As of December 19, 2024, the median treatment duration was 33.6 months. Of the 70 patients initially assigned to nirogacestat, 66% remained on treatment for at least one year, 57% for two years, 47% for three years, and 21% for four years. The objective response rate improved over time, increasing from 34.3% at one year to 45.7% after four years. Additional responses observed in years three and four brought the total to 24 partial and eight complete responses.

Patients reported early and sustained improvements in pain, symptom burden, physical functioning, and overall quality of life throughout the treatment period. The safety profile was consistent with previous data, with side effects generally manageable and less frequent after the first year. Only a few dose reductions and treatment discontinuations due to adverse events occurred beyond the second year.

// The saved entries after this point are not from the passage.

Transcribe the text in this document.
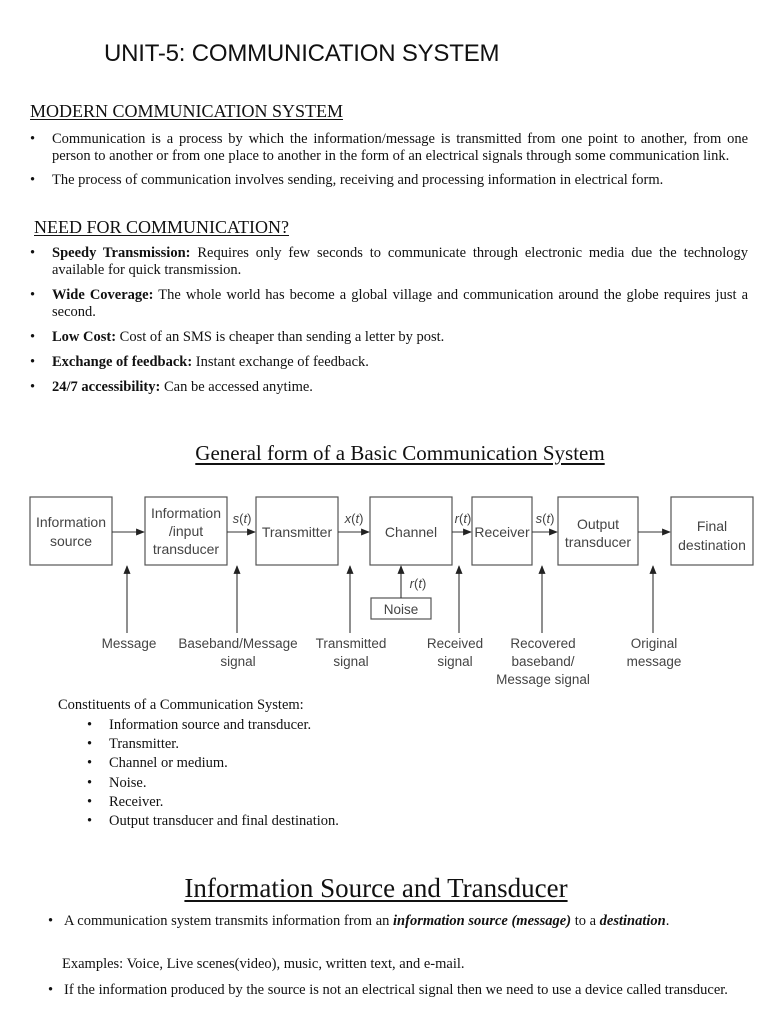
UNIT-5: COMMUNICATION SYSTEM
MODERN COMMUNICATION SYSTEM
• Communication is a process by which the information/message is transmitted from one point to another, from one person to another or from one place to another in the form of an electrical signals through some communication link.
• The process of communication involves sending, receiving and processing information in electrical form.
NEED FOR COMMUNICATION?
• Speedy Transmission: Requires only few seconds to communicate through electronic media due the technology available for quick transmission.
• Wide Coverage: The whole world has become a global village and communication around the globe requires just a second.
• Low Cost: Cost of an SMS is cheaper than sending a letter by post.
• Exchange of feedback: Instant exchange of feedback.
• 24/7 accessibility: Can be accessed anytime.
General form of a Basic Communication System
Information source
Information /input transducer
Transmitter	Channel	Receiver	Output transducer
Final destination
Noise
s(t)	x(t)	r(t)	s(t)
r(t)
Message Baseband/Message signal
Transmitted signal
Received signal
Recovered baseband/ Message signal
Original message
Constituents of a Communication System:
• Information source and transducer.
• Transmitter.
• Channel or medium.
• Noise.
• Receiver.
• Output transducer and final destination.
Information Source and Transducer
• A communication system transmits information from an information source (message) to a destination.
Examples: Voice, Live scenes(video), music, written text, and e-mail.
• If the information produced by the source is not an electrical signal then we need to use a device called transducer.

These findings reinforce that long-term Ogsiveo therapy provides lasting tumor control and quality-of-life improvements with a manageable safety profile in patients with progressing desmoid tumors.

Ongoing trials with Nirogacestat

M.D. Anderson Cancer Center is conducting a clinical trial (NCT05879146) to better understand why some patients with desmoid tumors respond to nirogacestat while others do not. The study is evaluating biomarkers, tumor changes on MRI, and the impact of treatment on progression-free survival and ovarian function. Results may help personalize treatment and improve outcomes.